SNAP is the is the largest food assistance program in the US, with more than 40 million people receiving benefits in June, according to agency data. The Department of Agriculture has been expanding a program started in 2019 designed to make it easier for food-stamp recipients to shop online. Walmart Inc. and Amazon have been early leaders in the project, and Instacart expanded the number of stores where it accepts online payments from SNAP recipients in 2021.
Uber’s announcement comes on the heels of Instacart’s $660 million initial public offering on Tuesday under the official name of Maplebear Inc., demonstrating investor appetite in the online grocery business. Instacart is the biggest online grocery-delivery company in the US, reporting almost 263 million orders in 2022, but growth has slowed in the first half of this year as consumers return to in-person shopping.
Uber launched Uber Eats app in 2015 and added groceries three years ago, helping the company survive the pandemic when ride-hailing plummeted and demand for meals and groceries surged. The delivery unit now accounts for about half of the company’s total gross bookings.
Uber Eats has racked up about a $6 billion annual run rate in non-restaurant gross bookings on the app, which is available in 31 countries. Instacart, which operates primarily in North America, has an annual run rate of about $2.14 billion, based on the first-half revenue disclosed in its IPO prospectus.

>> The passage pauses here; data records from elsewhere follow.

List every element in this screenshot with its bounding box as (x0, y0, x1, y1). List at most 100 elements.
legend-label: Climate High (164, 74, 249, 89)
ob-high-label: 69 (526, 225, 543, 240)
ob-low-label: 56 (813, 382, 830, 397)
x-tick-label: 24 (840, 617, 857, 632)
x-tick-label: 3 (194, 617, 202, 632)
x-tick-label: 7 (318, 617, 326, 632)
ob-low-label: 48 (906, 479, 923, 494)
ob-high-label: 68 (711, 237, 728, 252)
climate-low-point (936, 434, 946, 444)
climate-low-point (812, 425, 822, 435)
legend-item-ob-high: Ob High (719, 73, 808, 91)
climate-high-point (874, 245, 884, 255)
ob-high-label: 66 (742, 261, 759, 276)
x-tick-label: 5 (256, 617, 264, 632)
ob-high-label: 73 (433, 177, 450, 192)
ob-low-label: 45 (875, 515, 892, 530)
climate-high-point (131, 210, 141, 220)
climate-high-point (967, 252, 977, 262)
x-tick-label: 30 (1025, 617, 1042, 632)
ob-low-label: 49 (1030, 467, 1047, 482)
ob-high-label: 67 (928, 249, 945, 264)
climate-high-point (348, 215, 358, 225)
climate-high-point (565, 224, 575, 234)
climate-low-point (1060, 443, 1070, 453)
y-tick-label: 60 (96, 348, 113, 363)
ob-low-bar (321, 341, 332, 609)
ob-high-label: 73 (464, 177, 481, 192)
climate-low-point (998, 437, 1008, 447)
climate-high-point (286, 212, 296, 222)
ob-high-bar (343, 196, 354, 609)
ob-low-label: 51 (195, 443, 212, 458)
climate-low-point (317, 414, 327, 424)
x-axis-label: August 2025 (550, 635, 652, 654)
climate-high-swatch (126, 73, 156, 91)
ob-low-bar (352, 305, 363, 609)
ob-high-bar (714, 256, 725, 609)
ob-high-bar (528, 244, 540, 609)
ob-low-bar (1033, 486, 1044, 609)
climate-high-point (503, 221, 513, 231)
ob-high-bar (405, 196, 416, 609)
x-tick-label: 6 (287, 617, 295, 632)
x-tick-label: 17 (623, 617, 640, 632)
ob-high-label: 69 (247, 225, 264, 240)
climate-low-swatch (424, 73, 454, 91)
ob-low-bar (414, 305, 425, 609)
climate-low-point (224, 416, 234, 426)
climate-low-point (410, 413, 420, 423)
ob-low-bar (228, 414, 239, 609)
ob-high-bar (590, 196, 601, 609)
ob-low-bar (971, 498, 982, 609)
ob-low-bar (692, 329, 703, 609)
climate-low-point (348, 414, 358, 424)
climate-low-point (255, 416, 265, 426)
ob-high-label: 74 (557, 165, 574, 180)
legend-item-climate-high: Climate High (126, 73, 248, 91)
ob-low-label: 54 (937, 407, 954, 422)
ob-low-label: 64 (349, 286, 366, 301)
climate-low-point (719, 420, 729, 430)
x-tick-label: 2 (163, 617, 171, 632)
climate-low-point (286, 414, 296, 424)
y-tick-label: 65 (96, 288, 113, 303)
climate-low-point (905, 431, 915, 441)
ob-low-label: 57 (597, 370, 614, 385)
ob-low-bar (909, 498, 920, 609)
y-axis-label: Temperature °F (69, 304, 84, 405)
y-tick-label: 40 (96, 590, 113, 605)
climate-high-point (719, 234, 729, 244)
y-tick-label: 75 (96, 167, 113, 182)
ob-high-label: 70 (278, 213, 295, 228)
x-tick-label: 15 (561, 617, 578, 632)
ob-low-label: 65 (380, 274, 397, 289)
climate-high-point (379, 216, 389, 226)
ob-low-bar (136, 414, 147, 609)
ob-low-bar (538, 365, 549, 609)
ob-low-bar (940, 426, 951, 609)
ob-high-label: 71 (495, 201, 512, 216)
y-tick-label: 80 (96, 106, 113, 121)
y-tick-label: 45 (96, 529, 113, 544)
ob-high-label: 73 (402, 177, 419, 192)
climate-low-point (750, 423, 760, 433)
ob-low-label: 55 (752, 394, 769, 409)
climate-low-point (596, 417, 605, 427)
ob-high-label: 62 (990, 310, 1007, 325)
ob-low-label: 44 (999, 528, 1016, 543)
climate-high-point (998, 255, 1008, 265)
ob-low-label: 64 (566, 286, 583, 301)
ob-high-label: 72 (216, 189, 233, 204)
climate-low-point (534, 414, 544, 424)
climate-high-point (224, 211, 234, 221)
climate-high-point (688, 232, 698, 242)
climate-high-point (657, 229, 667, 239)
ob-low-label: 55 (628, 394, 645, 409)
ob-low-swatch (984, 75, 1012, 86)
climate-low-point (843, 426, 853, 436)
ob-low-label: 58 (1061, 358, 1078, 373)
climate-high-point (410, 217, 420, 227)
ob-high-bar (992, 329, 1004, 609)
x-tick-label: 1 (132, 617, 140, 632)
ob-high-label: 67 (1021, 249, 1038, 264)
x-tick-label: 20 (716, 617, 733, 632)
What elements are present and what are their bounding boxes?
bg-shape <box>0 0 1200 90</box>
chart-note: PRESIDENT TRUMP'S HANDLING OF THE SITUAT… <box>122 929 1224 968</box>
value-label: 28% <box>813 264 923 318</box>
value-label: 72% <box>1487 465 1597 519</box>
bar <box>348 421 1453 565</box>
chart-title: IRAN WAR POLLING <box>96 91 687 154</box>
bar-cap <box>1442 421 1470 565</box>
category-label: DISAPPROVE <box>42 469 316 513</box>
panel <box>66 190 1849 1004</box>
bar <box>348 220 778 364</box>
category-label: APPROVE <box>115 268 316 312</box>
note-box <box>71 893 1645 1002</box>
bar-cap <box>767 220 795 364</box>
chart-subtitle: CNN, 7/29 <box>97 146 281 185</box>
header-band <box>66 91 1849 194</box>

In its announcement, Uber also confirmed plans to launch an AI chatbot later this year to offer guidance for food-delivery customers and help them more quickly place orders. Bloomberg reported in August on the upcoming feature. It will first roll out in the US, Canada, UK, Australia and New Zealand before a global launch next year.
Users will get meal or recipe suggestions by asking the chatbot questions such as “show me spicy Thai dishes under $20” or “show me 3 meals for the week for less than $100 in groceries,” and then order the relevant items in the same interface.
Instacart and DoorDash have also been incorporating more conversational AI in their consumer-facing products.
Uber has made investments to better enable machine prediction in other parts of the app, Lim said. That includes collecting vast amounts of data for each food item so that the app makes suitable replacement suggestions when something is out of stock, or provides reorder recommendations when a similar product that a user previously ordered is available at another retailer they are shopping at.